Chapter 10-06.1 now has a series of provisions that require annual reports and disclosure of the owners of farms that fall within the exemptions currently provided by law. But those reports and disclosures won’t be required for these new “critters” that will be allowed by HB 1371. Why? Because Section 7 of the bill says that a corporation that finishes feedlot cattle, or raises poultry or pigs or produces milk “on a landholding not exceeding one hundred and sixty acres” is not “farming and ranching” under Chapter 10-06.1. (And, if you are reminded of the word “Newspeak” in George Orwell’s dystopian novel 1984, I’m with you!)
Let’s reflect on the implications of that exemption and the new definition of “farming and ranching”. Any corporate lawyer worth his pay can –in an afternoon — create 100 new entities that can each own 160 acres of land, for a paltry $100 fee per entity, payable to the North Dakota Secretary of State. That lawyer and his counterparts in any number of agribusiness or wealth management firms can create thousands of up-to-160 acre entities. This will be an attractive option for foreign governments, particularly China, and for many corporations that have outworn their welcome in other states (e.g., North Carolina, Iowa, California). Citizens of North Dakota who object to having these new neighbors would be told, “Sorry, your county, city or township zoning rules can’t stop us because the law says this isn’t farming or ranching.”

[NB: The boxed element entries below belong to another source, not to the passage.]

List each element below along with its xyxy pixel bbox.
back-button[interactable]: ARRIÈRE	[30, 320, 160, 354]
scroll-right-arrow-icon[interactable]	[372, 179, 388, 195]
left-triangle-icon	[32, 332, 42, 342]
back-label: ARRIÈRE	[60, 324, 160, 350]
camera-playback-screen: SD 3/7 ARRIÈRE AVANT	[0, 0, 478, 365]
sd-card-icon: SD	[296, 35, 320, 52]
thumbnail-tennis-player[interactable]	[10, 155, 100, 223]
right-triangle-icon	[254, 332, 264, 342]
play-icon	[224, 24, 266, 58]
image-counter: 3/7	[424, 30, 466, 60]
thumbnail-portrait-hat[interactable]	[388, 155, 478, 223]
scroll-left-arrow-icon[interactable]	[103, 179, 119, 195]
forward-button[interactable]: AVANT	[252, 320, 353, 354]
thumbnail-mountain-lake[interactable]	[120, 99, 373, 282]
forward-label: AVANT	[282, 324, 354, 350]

My head hurts at the implications for governments that zone certain uses (e.g. cattle feedlots) out of residential areas if the legislature passes this bill. And, there is a lot in the news about concerns of China buying farmland in the United States. Could China take advantage of HB 1371? Without a doubt. When a corporation is formed in North Dakota, the ultimate ownership is easily hidden. As an example, one of the nation’s largest hog companies in the United States is actually Chinese owned. The recently released book Wastelands: The True Story of Farm County on Trial by Corban Addison is about corporate hog farming in North Carolina and the disastrous human and environmental costs under Murphy Brown’s hog farm management model. Who is “Murphy Brown”? Footnote 106 explains “The sole member of Murphy Brown LLC is John Morrell & Co., which is a wholly-owned subsidiary of Smithfield Foods, Inc., which is owned by United Global Foods (US), Inc which is owned by Ipopema 127, which is owned by SFDS Malta Limited, which is owned by Rotary Vortex Limited, which is owned by WH Group.” Hmm. If the Attorney General can’t even muster the energy to check out Bill Gates’ so-called Red River Trust, he certainly won’t be able to find out whether a newly filed corporation with the name “Fargo Swine, Inc.” is ultimately owned by the Chinese Communist Party. And, by the way, China has rigorous laws on hog farms, which is why it is investing in and starting hog farms the United States.
All House Bill 1371 lacks is a section establishing a Ministry of Truth in the office of the governor or department of agriculture. Modelled after the Ministry of Truth in Orwell’s 1984, it would be charged with educating citizens of North Dakota and would teach them that a Chinese-owned corporation on 160 acres with 1000 hogs with accompanying waste lagoons isn’t a hog farm and doesn’t stink, and it doesn’t stink even if it is one in a chain of 100 similarly owned farms. Why? Because HB 1371 said it isn’t “farming and ranching.” Memo to the sponsors and to Governor Burgum and Agriculture Commissioner Goehring: you’ll be able to do that when pigs fly.
HB 1371 is a Trojan horse because its harms will outweigh its proposed benefits. We have other options that can result in more opportunities for North Dakota family farmers. We can revise anti-corporate farming law enforcement procedures to allow citizens to sue without the fear of having to pay billionaire’s and huge corporation’s legal fees if they lose.
Inviting corporations into North Dakota as proposed by Governor Burgum and as permitted by HB 1371 would be a mistake. Giving them the power to buy farm and ranch land and engage in agriculture is an invitation that can’t be recalled or revoked.
House Bill 1371 is a Trojan horse that can cause untold harm to our state, our people, and the farmers and ranchers of North Dakota.